Smart notes that "once he arrived in Paris he renewed his acquaintance with Gioachino Rossini and took on a few libretto commissions to supplement his main income as a tutor of Italian." Of these, he became best known for the libretto he prepared for Bellini's I puritani, written between 1834 and its premiere in January 1835.

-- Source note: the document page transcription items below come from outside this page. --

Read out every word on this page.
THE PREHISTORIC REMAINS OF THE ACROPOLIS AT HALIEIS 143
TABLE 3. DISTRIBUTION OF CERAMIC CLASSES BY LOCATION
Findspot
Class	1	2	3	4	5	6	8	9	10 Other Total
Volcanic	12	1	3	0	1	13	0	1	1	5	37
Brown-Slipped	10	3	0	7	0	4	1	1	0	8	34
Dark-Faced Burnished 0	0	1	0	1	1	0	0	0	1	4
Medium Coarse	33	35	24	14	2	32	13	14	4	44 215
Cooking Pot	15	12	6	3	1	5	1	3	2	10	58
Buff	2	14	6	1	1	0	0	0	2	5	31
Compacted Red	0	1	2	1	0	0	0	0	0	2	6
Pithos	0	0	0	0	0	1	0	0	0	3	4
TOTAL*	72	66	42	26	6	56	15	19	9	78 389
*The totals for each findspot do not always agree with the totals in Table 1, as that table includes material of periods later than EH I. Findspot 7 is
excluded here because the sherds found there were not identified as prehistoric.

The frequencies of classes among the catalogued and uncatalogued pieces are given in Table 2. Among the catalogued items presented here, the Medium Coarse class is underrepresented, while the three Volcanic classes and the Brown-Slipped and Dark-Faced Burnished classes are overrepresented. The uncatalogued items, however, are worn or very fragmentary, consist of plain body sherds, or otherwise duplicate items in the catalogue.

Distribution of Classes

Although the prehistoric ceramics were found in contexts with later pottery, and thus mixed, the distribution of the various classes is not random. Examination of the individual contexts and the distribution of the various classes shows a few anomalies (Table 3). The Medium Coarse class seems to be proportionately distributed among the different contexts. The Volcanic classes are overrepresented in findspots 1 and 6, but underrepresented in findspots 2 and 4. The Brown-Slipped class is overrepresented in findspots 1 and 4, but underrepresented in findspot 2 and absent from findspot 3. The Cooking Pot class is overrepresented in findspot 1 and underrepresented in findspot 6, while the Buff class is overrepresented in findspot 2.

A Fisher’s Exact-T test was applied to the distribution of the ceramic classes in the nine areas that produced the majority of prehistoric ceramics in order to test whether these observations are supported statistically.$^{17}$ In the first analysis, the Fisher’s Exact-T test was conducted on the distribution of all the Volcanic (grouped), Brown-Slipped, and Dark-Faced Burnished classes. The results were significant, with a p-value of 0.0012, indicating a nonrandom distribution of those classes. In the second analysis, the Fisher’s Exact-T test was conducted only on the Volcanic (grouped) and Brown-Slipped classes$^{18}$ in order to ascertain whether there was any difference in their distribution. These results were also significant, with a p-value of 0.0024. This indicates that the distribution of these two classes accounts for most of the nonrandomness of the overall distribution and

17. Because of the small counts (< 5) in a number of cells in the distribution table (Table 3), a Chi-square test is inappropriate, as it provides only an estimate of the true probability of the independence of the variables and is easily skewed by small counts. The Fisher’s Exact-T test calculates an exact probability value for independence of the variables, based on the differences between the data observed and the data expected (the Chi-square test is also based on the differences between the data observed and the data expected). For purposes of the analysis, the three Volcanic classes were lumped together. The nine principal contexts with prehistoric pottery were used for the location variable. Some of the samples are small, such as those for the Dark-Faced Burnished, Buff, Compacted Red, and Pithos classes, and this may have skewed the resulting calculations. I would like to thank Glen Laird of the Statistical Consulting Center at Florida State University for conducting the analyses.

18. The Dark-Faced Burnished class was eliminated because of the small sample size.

In Paris from 1832, he contributed to L'Esule, the newspaper of the Italian exiles printed in Paris and he is known to have been a part of one of the most important salons of these years, which became a meeting place for Italian revolutionaries such as Vincenzo Gioberti, Niccolò Tommaseo, and Camillo Cavour. It was run by the exile Princess Belgiojoso who "was by far the most overtly political of the salonnières. Like Carlo Pepoli, she lived in Paris under duress", states Smart. Bellini quickly became involved with the princess' salon after his arrival in 1833 and it is there that he met Pepoli.

Along with the major operatic work, Smart notes that Pepoli "picked up" additional work including writing the poetry for two sets of song cycles, one each for Rossini (in 1835) and for the Italian composer Saverio Mercadante in 1836: Smart sees "the link between the two collections [as being] revealed first of all by their titles: Rossini's rather generic Soirées musicales becomes in Mercadante's hands the more evocative Soirées italiennes". In addition, the Rossini set is supplemented by four settings of texts by Metastasio.

German composer Georgina Schubert (1840-1878) also used Pepoli's text for her lieder "Barcarole."